По следам навязчивых сновидений

• Сцена из спектакля “Каждый умирает в одиночку”. Фото В.ЛУПОВСКОГО
На “Зимнем международном театральном фестивале”, прошедшем в Петербурге под эгидой МДТ – Театра Европы и при непосредственном участии его руководителя Льва Додина, были показаны спектакли знаменитых европейских театров, представлявших работы крупнейших западных режиссеров.
Мэтр мировой режиссуры ХХ века Питер Брук и созданный им парижский театр “Буфф дю Нор” сделали простоту и доступность постулатами этой лаборатории театральных форм. Адаптация гениальной оперы Моцарта “Волшебная флейта” не только на уровне либретто, но и в музыкальном плане определила задачи и жанр спектакля, названного “вольным переложением”. Режиссура, собственно, и появилась как искусство интерпретации, а бруковские “вольности” издавна обогащают театральную традицию. Укротив моцартовский симфонизм аккомпанементом фортепиано (Реми Атасе), а сложнейшие вокальные партии растворив в немудреном мизансценическом рисунке, Брук устраивает свой “балаганчик” с элементарными приспособлениями для игры. Бамбуковые палки, обозначающие что угодно: преграду, деревья, виселицу. Символика цвета (красный плащ Царицы ночи, сияющий в темноте сцены), выходы актеров, заигрывающих с публикой, из зала – все заставляет вспомнить опыты Мейерхольда, апологетом которого Брук является. Этот спектакль можно показывать как иллюстрацию вечного смысла: Условный театр. И понятно будет даже детям, что все ужасы потустороннего небытия: огонь, гром и медные трубы – не более чем простейшие сценические эффекты, осуществляемые Человеком театра. Актер, как он называется в спектакле (Абду Уологем), чернокожий распорядитель сакрального действа, здесь лицо от театра. Творец зарастровой и бруковской магии, он не уходит со сцены, пока не завершится к общему удовольствию вовсе не таинственный, как оказалось в бруковской режиссуре, сказочный сюжет. Хороший камерный вокал исполнителей легко вписывается в шуточную буффонаду, переводя в плоскость авторской иронии моцартовскую мистику.

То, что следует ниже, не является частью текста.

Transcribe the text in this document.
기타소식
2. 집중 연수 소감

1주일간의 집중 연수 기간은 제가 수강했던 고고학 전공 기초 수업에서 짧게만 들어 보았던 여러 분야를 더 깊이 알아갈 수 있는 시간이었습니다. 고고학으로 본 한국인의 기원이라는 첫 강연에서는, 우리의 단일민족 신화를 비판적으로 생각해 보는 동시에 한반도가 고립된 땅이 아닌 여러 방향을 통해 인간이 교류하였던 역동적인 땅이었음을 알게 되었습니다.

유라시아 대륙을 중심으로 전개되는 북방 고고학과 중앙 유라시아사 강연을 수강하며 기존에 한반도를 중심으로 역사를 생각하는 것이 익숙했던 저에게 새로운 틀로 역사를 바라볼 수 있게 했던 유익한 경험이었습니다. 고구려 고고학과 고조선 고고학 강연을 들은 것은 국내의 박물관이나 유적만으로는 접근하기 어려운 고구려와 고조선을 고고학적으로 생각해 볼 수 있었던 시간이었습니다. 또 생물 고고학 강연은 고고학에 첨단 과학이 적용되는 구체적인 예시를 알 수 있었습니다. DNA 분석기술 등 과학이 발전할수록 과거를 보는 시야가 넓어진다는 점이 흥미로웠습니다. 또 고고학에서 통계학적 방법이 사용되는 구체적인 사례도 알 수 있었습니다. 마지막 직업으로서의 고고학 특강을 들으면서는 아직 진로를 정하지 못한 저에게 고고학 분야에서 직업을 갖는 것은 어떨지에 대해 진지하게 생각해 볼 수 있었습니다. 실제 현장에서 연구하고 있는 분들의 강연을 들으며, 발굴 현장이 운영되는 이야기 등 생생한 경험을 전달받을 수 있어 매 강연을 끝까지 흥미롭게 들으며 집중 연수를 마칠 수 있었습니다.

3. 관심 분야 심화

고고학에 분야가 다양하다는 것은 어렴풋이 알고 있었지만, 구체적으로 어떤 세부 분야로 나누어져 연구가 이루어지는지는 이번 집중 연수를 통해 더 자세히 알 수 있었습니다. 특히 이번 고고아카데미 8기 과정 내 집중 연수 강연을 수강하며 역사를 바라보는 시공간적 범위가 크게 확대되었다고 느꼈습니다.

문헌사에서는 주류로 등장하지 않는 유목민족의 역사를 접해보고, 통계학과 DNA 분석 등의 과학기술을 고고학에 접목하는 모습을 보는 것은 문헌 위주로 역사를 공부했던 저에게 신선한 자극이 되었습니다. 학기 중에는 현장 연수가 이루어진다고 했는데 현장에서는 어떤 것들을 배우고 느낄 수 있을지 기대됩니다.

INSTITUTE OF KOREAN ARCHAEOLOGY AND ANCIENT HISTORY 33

В спектакле одного из старейших в Европе Венского “Бургтеатра” знаменитый режиссер Люк Бонди тоже применил простейшие средства для решения сложнейшей вербальной пьесы, построенной на романтических излияниях двух персонажей. Йенс Харцер и Дерте Лиссевски играют свои роли в реалистической манере, что создает остранение поэтического мира драматургии Петера Хандке. Мужчина и женщина, не связанные перипетиями сюжета, ничуть не смущаясь друг перед другом, развивают такой марафон откровенного душевного обнажения, какой возможен только за гранью обыденной жизни. Фрейдистские толкования эротических ощущений, воспоминания о несбывшемся во сне и наяву подменяют героям реальность. “Счастливые дни в Аранхуэсе” – это лишь символ, живущий не столько в памяти, сколько в мечте. Как и элегический пейзаж-картина в глубине сцены, фон неведомого времени и места – фон вечности. Справа по диагонали медленно и незаметно в течение почти 2-часового спектакля раздвигается пурпурный занавес, пока в финале не откроется вид звездного неба. И превратит физиологическую безусловность человеческих фигур на сцене в явление бесконечного мироздания.
Реализм сценической формы, казалось, предусмотрен самим материалом пьесы Эдуардо де Филиппо “Внутренние голоса”, написанной в 1948 году, но в России не известной. 40-е – начало 50-х годов для Италии и для всего мира связаны с особым стилем отражения в искусстве реальной жизни, полной надежд и разочарований, но необыкновенно витальной при угнетающей скудости послевоенного быта. Эти реалии стали достоянием мира благодаря неореалистическому итальянскому кинематографу. Бедные семейные драмы, воплощенные в пьесах Эдуардо де Филиппо, в конце концов, это комедии борьбы простых людей с призраками: нищеты, бесчестья, преступления. Постановка знаменитого итальянского актера и режиссера Тони Сервилло, сделанная при участии трех театров: Пикколо ди Милано, Театра Рима и Театра Унити Неаполя, представила весь комплекс национального артистического обаяния: акцентированные жест и мимика, бешеный темперамент, мощная энергия речи.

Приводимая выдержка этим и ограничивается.